Although avoidant behavior typically starts in infancy or early childhood, many people who are shy tend to grow out of this behavior. On the contrary, people who develop avoidant personality disorder become increasingly shy and reserved as they enter their teens.
There is no clear cause of APD. Genetics, family-system issues, and environmental factors may all play a role. However, there are risk factors for avoidant personality disorder.
Risk Factors for APD
- Family history of personality disorders or other mental illness
- Abusive, unstable, or chaotic family life during childhood
- Diagnosis of childhood conduct disorder
- Abnormal brain chemistry and structure
Symptoms of Avoidant Personality Disorder
There are also a number of consistent symptoms of APD. These include the following.

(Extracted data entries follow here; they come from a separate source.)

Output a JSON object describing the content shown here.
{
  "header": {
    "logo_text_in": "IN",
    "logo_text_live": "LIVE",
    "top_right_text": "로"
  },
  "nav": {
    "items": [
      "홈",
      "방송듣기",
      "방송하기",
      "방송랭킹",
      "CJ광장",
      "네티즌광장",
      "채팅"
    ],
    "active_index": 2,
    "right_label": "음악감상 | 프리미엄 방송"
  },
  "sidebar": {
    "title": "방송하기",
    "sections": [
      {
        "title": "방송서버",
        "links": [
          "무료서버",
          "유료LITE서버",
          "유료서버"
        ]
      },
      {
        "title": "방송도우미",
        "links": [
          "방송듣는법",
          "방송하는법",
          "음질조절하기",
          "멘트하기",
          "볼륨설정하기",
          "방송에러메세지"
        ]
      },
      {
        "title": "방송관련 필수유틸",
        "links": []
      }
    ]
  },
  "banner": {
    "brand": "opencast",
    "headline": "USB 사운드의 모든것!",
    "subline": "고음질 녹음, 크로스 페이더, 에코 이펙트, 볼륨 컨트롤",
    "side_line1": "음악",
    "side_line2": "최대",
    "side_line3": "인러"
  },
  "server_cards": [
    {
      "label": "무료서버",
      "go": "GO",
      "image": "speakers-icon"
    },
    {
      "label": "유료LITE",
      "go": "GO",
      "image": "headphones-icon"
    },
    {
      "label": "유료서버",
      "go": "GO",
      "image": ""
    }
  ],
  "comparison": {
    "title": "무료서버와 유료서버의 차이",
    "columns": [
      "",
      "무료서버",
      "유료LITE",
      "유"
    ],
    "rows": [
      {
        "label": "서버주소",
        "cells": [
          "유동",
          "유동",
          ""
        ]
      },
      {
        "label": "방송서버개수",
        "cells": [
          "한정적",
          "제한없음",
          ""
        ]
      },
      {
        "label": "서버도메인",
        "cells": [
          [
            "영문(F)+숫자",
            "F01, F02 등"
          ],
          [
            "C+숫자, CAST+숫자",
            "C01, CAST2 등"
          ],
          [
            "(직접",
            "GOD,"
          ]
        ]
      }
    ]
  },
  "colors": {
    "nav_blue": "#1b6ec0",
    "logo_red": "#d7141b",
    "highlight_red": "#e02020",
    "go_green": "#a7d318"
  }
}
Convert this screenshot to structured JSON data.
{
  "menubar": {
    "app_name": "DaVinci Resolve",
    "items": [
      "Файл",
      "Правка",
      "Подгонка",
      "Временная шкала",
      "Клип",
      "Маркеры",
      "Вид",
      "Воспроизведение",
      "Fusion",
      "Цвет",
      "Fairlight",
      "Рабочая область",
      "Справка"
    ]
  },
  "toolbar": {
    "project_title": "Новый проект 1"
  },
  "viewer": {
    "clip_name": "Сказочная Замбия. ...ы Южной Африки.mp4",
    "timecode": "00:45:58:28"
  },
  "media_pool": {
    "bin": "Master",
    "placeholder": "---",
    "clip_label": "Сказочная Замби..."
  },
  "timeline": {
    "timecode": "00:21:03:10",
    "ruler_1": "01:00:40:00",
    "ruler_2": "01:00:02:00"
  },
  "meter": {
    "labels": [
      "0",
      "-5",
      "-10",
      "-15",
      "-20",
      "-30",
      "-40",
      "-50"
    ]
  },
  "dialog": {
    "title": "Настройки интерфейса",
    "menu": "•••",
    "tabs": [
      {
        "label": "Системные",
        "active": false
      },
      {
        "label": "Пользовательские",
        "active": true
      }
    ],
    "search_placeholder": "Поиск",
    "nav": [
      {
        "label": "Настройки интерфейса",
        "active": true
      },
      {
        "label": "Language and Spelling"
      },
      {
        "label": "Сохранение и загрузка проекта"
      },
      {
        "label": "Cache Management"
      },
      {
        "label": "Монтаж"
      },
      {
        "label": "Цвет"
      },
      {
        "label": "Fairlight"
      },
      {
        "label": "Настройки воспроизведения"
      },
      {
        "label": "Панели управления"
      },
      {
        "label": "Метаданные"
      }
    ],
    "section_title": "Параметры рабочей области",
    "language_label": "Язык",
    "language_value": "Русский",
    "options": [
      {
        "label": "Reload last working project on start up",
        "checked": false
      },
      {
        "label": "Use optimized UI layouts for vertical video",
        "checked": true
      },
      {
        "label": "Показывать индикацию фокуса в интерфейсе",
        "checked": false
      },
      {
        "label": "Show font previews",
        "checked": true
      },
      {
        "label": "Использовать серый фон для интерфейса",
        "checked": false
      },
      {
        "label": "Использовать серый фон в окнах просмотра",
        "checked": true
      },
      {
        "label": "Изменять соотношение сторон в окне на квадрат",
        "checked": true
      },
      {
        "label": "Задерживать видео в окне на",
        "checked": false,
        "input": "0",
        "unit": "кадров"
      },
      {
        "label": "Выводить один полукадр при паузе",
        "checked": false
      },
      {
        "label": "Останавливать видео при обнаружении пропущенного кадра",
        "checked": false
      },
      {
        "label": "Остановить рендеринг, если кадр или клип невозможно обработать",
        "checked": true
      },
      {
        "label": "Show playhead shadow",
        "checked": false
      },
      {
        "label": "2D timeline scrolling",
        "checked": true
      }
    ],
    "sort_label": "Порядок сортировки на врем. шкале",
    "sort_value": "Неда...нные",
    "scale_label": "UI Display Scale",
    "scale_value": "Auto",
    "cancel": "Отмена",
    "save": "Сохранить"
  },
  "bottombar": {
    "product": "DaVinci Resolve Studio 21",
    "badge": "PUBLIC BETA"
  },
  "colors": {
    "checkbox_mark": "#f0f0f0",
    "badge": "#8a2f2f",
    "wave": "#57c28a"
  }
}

- Avoiding work activities or refusing job offers due to fears of criticism or failure
- Feeling severely awkward or inhibited in social situations, as a result of low self-esteem and feelings of inadequacy
- Preoccupation with one’s own flaws or inferiority
- Inability to form close relationships for fear of rejection
- Extreme sensitivity to negative criticism and rejection; constantly trying to tell how others are reacting to them
- Refusal to try new or challenging things out of concern for being ashamed or embarrassed
- Difficult interacting with others on a daily basis, leading to avoidance of activities that involve socializing.
Teen Substance Abuse and Avoidant Behavior
Teens who exhibit anxious-avoidant behavior are often in emotional pain and discomfort. As a result, they may be drawn to drugs and alcohol as a way to self-medicate.
Additionally, teens may use substances as a way to feel less socially inhibited at school or parties. Therefore, such teens are at an increased risk of substance abuse.
Moreover, people with APD sometimes begin using drugs and alcohol in order to deal with everyday activities, such as talking with people in a store or going out to dinner. Furthermore, they may feel so isolated and alone due to their APD that they use drugs and alcohol as a way to numb their emotions.
Assessing Avoidant Behavior in Teens
Assessment by a mental health professional is the only way to know whether a teenager is suffering from one of these three types of avoidance behavior:
- Being shy or avoiding interactions as a result of shyness, social awkwardness, or fear of strangers—often a normal part of maturing
- Anxiety avoidance as a result of anxious thoughts or an anxiety disorder, an eating disorder, or another mental health condition
- Avoidant personality disorder.
Avoidant Personality Disorder Treatment
Treatment for avoidant behavior is essential, as those with this disorder tend to isolate themselves. Consequently, people with avoidant personality disorder can end up alone and completely isolated if the disorder is allowed to progress.
Cognitive Behavioral Therapy (CBT) is a proven treatment approach for avoidant personality disorder. Specifically, CBT helps people learn to understand their anxiety and their avoidant reactions. Moreover, they learn better ways to cope with avoidant personality disorder and its symptoms.
Furthermore, CBT groups can give people with social anxiety a chance to practice talking and interacting with others.
In conclusion, there is hope and help for those with ABD. Moreover, for teens with avoidant behavior, prompt assessment and treatment is vital in order to prevent the acceleration of symptoms. Moreover, therapy can address co-occurring issues, such as an anxiety disorder or substance abuse. Finally, with the right treatment, teenagers can grow into adults who are happy and comfortable with who they are, and able to develop strong, authentic connections with others.